Escape Velocity

The futurist Ray Kurzweil, author of “The Singularity is Near” describes his idea of escape velocity as that point in time when for every year you live, science will make another year of life possible for you.  The essential idea is that at some point humans will reach the theoretical and practical ability to live forever.  While this sounds good on the surface there are all sorts of practical problems that will have to be solved along the way.  One of those is how do you pay for never ending existence?  (For others please watch the 1970’s movie “Logan’s Run” but I digress).

A similar idea occurs to me in the financial realm.

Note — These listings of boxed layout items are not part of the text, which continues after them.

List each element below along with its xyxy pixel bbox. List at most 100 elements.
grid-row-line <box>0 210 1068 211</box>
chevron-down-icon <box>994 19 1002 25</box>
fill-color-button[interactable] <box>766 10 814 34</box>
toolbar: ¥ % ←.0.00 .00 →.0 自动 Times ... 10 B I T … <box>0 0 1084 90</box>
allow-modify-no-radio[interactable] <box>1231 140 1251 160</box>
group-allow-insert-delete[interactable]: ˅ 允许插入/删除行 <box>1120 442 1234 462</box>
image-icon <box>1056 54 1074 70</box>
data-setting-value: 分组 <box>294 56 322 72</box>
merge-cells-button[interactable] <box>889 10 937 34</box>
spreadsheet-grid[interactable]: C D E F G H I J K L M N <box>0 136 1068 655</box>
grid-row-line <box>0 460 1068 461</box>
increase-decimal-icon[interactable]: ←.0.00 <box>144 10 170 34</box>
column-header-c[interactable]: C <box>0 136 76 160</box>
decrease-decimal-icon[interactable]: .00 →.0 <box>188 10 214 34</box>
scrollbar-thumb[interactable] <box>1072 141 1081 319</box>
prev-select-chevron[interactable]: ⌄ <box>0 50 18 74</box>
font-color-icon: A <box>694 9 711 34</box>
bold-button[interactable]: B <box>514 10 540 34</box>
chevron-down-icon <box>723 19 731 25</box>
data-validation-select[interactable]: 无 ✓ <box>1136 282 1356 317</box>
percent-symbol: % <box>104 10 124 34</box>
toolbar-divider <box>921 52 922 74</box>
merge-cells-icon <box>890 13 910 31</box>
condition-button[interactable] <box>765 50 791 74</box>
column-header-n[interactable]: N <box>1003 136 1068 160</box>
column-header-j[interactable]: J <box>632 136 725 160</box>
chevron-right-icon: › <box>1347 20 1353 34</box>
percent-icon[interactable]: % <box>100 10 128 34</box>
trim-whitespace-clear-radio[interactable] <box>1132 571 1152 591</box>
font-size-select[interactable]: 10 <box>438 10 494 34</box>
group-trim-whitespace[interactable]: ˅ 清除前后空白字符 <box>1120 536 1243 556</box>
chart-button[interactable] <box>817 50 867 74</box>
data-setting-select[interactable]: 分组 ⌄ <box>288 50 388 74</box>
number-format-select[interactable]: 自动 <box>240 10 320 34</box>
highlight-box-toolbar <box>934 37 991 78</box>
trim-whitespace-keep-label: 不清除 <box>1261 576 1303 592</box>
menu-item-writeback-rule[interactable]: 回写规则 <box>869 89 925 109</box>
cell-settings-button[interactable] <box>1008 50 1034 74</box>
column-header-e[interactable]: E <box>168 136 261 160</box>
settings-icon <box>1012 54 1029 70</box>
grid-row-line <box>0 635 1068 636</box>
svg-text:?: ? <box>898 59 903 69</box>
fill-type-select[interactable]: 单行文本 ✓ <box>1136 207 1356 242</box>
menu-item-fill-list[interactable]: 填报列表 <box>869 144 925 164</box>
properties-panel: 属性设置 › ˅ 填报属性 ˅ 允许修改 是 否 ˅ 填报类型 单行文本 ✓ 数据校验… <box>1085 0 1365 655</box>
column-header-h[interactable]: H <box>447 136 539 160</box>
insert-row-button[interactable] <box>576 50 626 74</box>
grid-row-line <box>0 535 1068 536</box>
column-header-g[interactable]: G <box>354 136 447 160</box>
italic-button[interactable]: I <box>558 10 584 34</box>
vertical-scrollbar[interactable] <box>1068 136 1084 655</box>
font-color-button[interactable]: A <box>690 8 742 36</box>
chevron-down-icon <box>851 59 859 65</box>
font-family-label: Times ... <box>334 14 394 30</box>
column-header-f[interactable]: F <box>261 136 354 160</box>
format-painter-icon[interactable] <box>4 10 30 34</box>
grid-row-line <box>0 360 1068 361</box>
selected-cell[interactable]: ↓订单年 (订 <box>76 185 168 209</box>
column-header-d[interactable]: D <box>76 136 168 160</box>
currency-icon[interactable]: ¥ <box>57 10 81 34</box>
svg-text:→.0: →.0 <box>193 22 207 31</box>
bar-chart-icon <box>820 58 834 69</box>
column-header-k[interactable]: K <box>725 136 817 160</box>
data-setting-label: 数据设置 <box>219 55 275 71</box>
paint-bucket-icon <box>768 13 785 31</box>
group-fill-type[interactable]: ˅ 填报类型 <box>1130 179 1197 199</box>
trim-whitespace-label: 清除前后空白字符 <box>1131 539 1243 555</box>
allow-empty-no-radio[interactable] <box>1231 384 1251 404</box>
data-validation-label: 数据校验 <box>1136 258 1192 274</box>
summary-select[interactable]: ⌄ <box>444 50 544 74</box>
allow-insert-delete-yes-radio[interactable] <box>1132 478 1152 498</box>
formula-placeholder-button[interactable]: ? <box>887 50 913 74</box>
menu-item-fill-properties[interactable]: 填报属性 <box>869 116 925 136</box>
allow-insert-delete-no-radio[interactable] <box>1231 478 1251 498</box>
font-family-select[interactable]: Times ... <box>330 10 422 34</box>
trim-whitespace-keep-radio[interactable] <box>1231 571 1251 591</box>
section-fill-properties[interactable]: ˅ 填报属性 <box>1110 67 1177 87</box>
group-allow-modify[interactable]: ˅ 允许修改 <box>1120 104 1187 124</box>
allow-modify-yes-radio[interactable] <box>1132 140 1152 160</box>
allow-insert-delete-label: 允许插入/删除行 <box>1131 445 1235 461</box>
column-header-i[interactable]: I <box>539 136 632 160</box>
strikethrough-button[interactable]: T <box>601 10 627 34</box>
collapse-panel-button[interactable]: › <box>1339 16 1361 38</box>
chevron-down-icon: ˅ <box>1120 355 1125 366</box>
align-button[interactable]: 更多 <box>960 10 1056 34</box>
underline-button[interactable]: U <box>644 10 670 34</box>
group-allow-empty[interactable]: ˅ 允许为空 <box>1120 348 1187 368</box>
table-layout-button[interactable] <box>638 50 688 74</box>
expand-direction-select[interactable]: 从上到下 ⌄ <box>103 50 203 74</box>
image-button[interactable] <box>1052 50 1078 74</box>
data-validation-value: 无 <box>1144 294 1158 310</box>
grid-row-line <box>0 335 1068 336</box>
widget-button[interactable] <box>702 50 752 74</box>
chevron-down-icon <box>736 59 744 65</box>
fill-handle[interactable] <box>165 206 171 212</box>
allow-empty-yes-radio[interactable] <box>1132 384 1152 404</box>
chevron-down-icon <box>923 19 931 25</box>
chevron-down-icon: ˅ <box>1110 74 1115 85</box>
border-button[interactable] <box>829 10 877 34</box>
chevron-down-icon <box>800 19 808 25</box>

Is it possible to reach a point where you continually attract more resources than ever before, regardless of what you do?

I think it is not only very possible but happens with some regularity.  How it happens, and why, aren’t necessarily obvious, but they are no big mystery either.  The secret to financial escape velocity begins with mindset.

Almost everyone believes that virtually everything is scarce.  Water and food are scarce according to Malthus.  Peace is scarce according to the politicians.  Life itself is scarce to most, other than Kurzweil.  And money is scarce according to the gold bugs.  As Peter Diamandis points out in “Abundance: The Future is Better than You Think” none of these things is true, and they are increasingly false unless you believe them to be true, act on that belief and make them real.

The truth about money is that it is essentially limitless. History proves this, without question, as the wealth of the world continues to expand exponentially.  But history also proves that money doesn’t end up in the hands of everyone equally.  No, it has always, and always will, end up in the hands of entrepreneurs.  When you think about history in this way you will see that princes were just enterprising business people!

Increasingly in the modern world it isn’t princes (government) who determine who makes money, it is the entrepreneur.  The entrepreneur is classically defined as “one who takes assets to a higher level of production”.  In other words, one who constantly creates value.  If an entrepreneur never ceases this activity, it is possible to come to the point where his own consumption needs, even though always increasing, are no longer limiting and more and more financial resources are continually being created.  In other words, it becomes a virtual motion machine.

We can see this in people like Jeff Bezos quite easily.  But there are millions of others like this in the world.  What each has in common is the willingness to continually invest, take risk and create value.  At some point they reach escape velocity where their progress is no longer a function of work effort but return on investment.  Escape velocity is possible for anyone.  How about you?